Feb. 25 (Bloomberg) -- GLP J-REIT, which has risen more than 20 percent since its initial public offering in December in Tokyo, expects demand for warehouses in Japan to remain strong with a shortage of modern distribution centers.
About 1.3 million square meters (14 million square feet) will be added this year, the highest since 2008, when there was more than 1.5 million square meters of supply, according to data compiled by GLP. The REIT said it’s in a “favorable position” amid rising competition because it can buy properties from its sponsor Global Logistic Properties Ltd., the biggest owner of Japan industrial real estate.
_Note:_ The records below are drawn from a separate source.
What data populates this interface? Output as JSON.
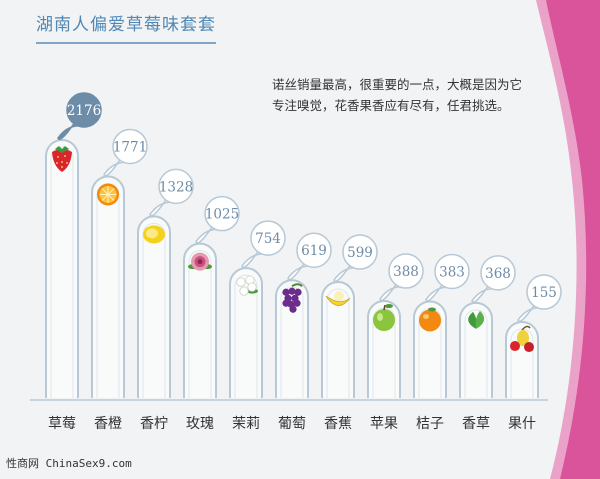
{
  "title": "湖南人偏爱草莓味套套",
  "note": "诺丝销量最高，很重要的一点，大概是因为它专注嗅觉，花香果香应有尽有，任君挑选。",
  "footer": "性商网 ChinaSex9.com",
  "colors": {
    "background": "#f1f3f4",
    "accent_pink": "#d9549b",
    "bar_stroke": "#b7c8d6",
    "highlight_bubble": "#6d8ca8",
    "title": "#4f87b5"
  },
  "chart_data": {
    "type": "bar",
    "categories": [
      "草莓",
      "香橙",
      "香柠",
      "玫瑰",
      "茉莉",
      "葡萄",
      "香蕉",
      "苹果",
      "桔子",
      "香草",
      "果什"
    ],
    "values": [
      2176,
      1771,
      1328,
      1025,
      754,
      619,
      599,
      388,
      383,
      368,
      155
    ],
    "icons": [
      "strawberry-icon",
      "orange-slice-icon",
      "lemon-icon",
      "rose-icon",
      "jasmine-icon",
      "grape-icon",
      "banana-icon",
      "apple-icon",
      "tangerine-icon",
      "mint-leaf-icon",
      "cherry-pear-icon"
    ],
    "highlight_index": 0,
    "ylim": [
      0,
      2300
    ],
    "grid": false
  }
}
“The market is very healthy,” Masato Miki, chief executive officer at GLP Japan Advisors Inc., the REIT manager, said in a Feb. 21 interview in Tokyo. “There is no need to be concerned about oversupply. Having the biggest developer as sponsor, and as the largest industrial REIT, we can strengthen our position by exchanging information and managing relationship with our clients.”
The growth of the logistic market, helped by a boost in e-commerce transactions, has attracted Japan’s largest developers including Mitsui Fudosan Co. and Mitsubishi Estate Co. to enter the warehouse industry. Investments in industrial space returned 6 percent on average for the year ended October, more than double the returns investing in office buildings, according to London-based Investment Property Databank Ltd.
Modern distribution facilities, which has bigger floor space that allows trucks to reach every floor via ramps, reducing time needed to load and unload goods, only accounts for 2 percent of the total warehouse space in Japan, according to data compiled by LaSalle Investment Management Ltd.
GLP J-REIT has the first right to buy 35 properties, or an equivalent of 350 billion yen ($3.8 billion), before Global Logistic is able to offer to other investors, Miki said. The REIT has a 99.9 percent occupancy rate for the 33 logistic facilities it currently manages, according to the company.
The vacancy rate in warehouses in Tokyo has declined to 3.7 percent in the fourth quarter of 2012 from a peak of 20 percent in September 2009, according to CBRE Group Inc. The asking rents for logistic properties rose to 6,140 yen per tsubo in the second half of last year, the highest since at least 2005, CBRE said. One tsubo, a standard measure of property in Japan, is 3.3 square meters, or 35.5 square feet.
Total revenue of online sales exceeded those at department stores for the first time in 2010, and rose to 8.46 trillion yen in 2011, according to the latest data by Japan’s Ministry of Economy, Trade and Industry.
GLP J-REIT rose 1.1 percent to 80,900 yen, the highest since Feb. 1 at the close of trading in Tokyo. The REIT has advanced 27 percent since its IPO on Dec. 21, compared with a 16 percent gain by the Tokyo Stock Exchange REIT index, which tracks 37 trusts in Japan, in the same period.
GLP J-REIT is the first Japanese real estate investment trust to divert some of the deprecation to its dividend.